— Dans ta situation ! Quelle situation ?… Celle de la femme irréprochable du plus honnête homme du monde ! Voilà, en effet, une situation difficile !
— Oui… dit Marguerite… cependant… je suis divorcée… nous ne sommes pas mariés à l’église.
— Ne dis pas de folies, mon enfant. Comment ! voilà où tu en es ? Pas mariés à l’église ! Ça ne t’empêche pas d’être joliment bien mariée, je t’assure. Je ne suis pas une impie, mais il y a des choses qui me révoltent. Avec ça qu’il est difficile de faire annuler un mariage !… Seulement, je n’ai pas encore compris à quoi cela avance d’obtenir l’annulation de son mariage si ce n’est à proclamer qu’on a vécu une première fois avec un monsieur sans être mariée ; alors que ce soit avec l’un ou avec l’autre, je ne vois pas ce qu’on y gagne !… Heureusement une femme n’est plus forcée d’être toute sa vie la victime d’un mari infidèle ; aujourd’hui tu en as un parfait, on t’enviera, et voilà tout.
Marguerite soupira.
— Il y a des choses qui sont toujours des malheurs.
— Assurément, ma chérie, et c’est raison de plus quand, comme toi, on a traversé des crises douloureuses de s’aider à en perdre la mémoire. A rester éternellement au coin de son feu, on ressasse les vieilles histoires, sans aucun profit ; crois-moi, reprends une existence plus normale, plus conforme à ton âge et à tes goûts. Ainsi, pourquoi ne vois-tu pas plus souvent ton ancienne amie, madame Varèze ? Elle est charmante. Pendant que tu étais dans le Midi, je me suis trouvée avec elle un jour chez Captier ; vraiment, elle m’a demandé très affectueusement de tes nouvelles. C’est un milieu agréable, elle reçoit des gens d’esprit, et sa maison sera de plus en plus fréquentée, car sa fille est devenue tout à fait jolie personne.

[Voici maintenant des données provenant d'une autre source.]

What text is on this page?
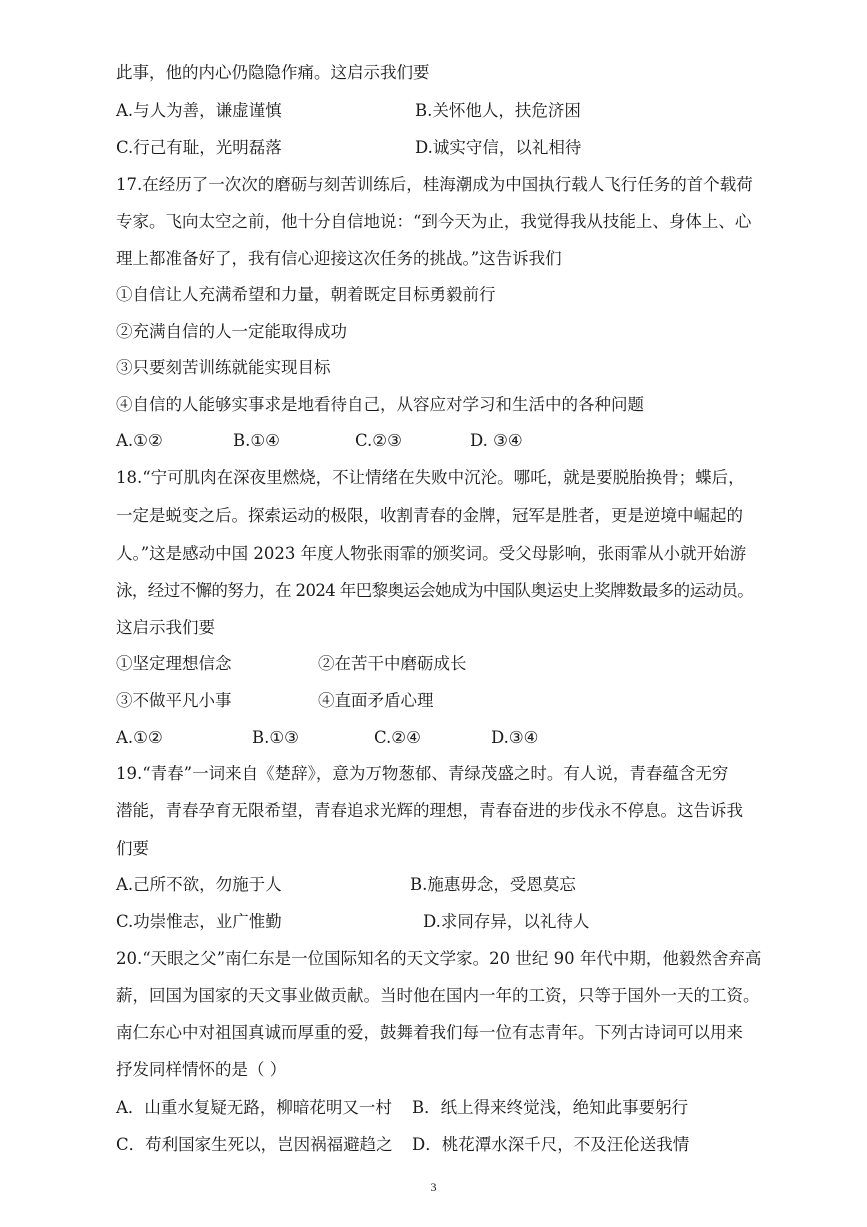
此事，他的内心仍隐隐作痛。这启示我们要
A.与人为善，谦虚谨慎	B.关怀他人，扶危济困
C.行己有耻，光明磊落	D.诚实守信，以礼相待
17.在经历了一次次的磨砺与刻苦训练后，桂海潮成为中国执行载人飞行任务的首个载荷
专家。飞向太空之前，他十分自信地说：“到今天为止，我觉得我从技能上、身体上、心
理上都准备好了，我有信心迎接这次任务的挑战。”这告诉我们
①自信让人充满希望和力量，朝着既定目标勇毅前行
②充满自信的人一定能取得成功
③只要刻苦训练就能实现目标
④自信的人能够实事求是地看待自己，从容应对学习和生活中的各种问题
A.①②	B.①④	C.②③	D. ③④
18.“宁可肌肉在深夜里燃烧，不让情绪在失败中沉沦。哪吒，就是要脱胎换骨；蝶后，
一定是蜕变之后。探索运动的极限，收割青春的金牌，冠军是胜者，更是逆境中崛起的
人。”这是感动中国 2023 年度人物张雨霏的颁奖词。受父母影响，张雨霏从小就开始游
泳，经过不懈的努力，在 2024 年巴黎奥运会她成为中国队奥运史上奖牌数最多的运动员。
这启示我们要
①坚定理想信念	②在苦干中磨砺成长
③不做平凡小事	④直面矛盾心理
A.①②	B.①③	C.②④	D.③④
19.“青春”一词来自《楚辞》，意为万物葱郁、青绿茂盛之时。有人说，青春蕴含无穷
潜能，青春孕育无限希望，青春追求光辉的理想，青春奋进的步伐永不停息。这告诉我
们要
A.己所不欲，勿施于人	B.施惠毋念，受恩莫忘
C.功崇惟志，业广惟勤	D.求同存异，以礼待人
20.“天眼之父”南仁东是一位国际知名的天文学家。20 世纪 90 年代中期，他毅然舍弃高
薪，回国为国家的天文事业做贡献。当时他在国内一年的工资，只等于国外一天的工资。
南仁东心中对祖国真诚而厚重的爱，鼓舞着我们每一位有志青年。下列古诗词可以用来
抒发同样情怀的是（ ）
A．山重水复疑无路，柳暗花明又一村 B．纸上得来终觉浅，绝知此事要躬行
C．苟利国家生死以，岂因祸福避趋之 D．桃花潭水深千尺，不及汪伦送我情
3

Entre parenthèses, elle venait de lui acheter le plus délicieux chapeau ! Voyons, pourquoi ne renouerais-tu pas cette relation ? Cela te mènerait à d’autres, et peu à peu tu te ferais un cercle intéressant. Madame Varèze m’a suppliée de te répéter que cela lui causait beaucoup de peine de te voir si rarement.
— Elle est très aimable, dit Marguerite, et je l’aimais beaucoup autrefois.
— Alors ?
— J’y penserai. J’irai lui faire une visite ; j’en parlerai à Roger.
— Bien entendu. Il ne s’agit pas de rien brusquer, mais petit à petit de donner un peu de mouvement à votre vie qui en manque, je vous assure. Quant à Maxime, si Roger se prévaut de lui pour se claquemurer, tu n’as qu’à dire que je suis là… Je monterai quand tu voudras, et je ne le quitterai que toi rentrée.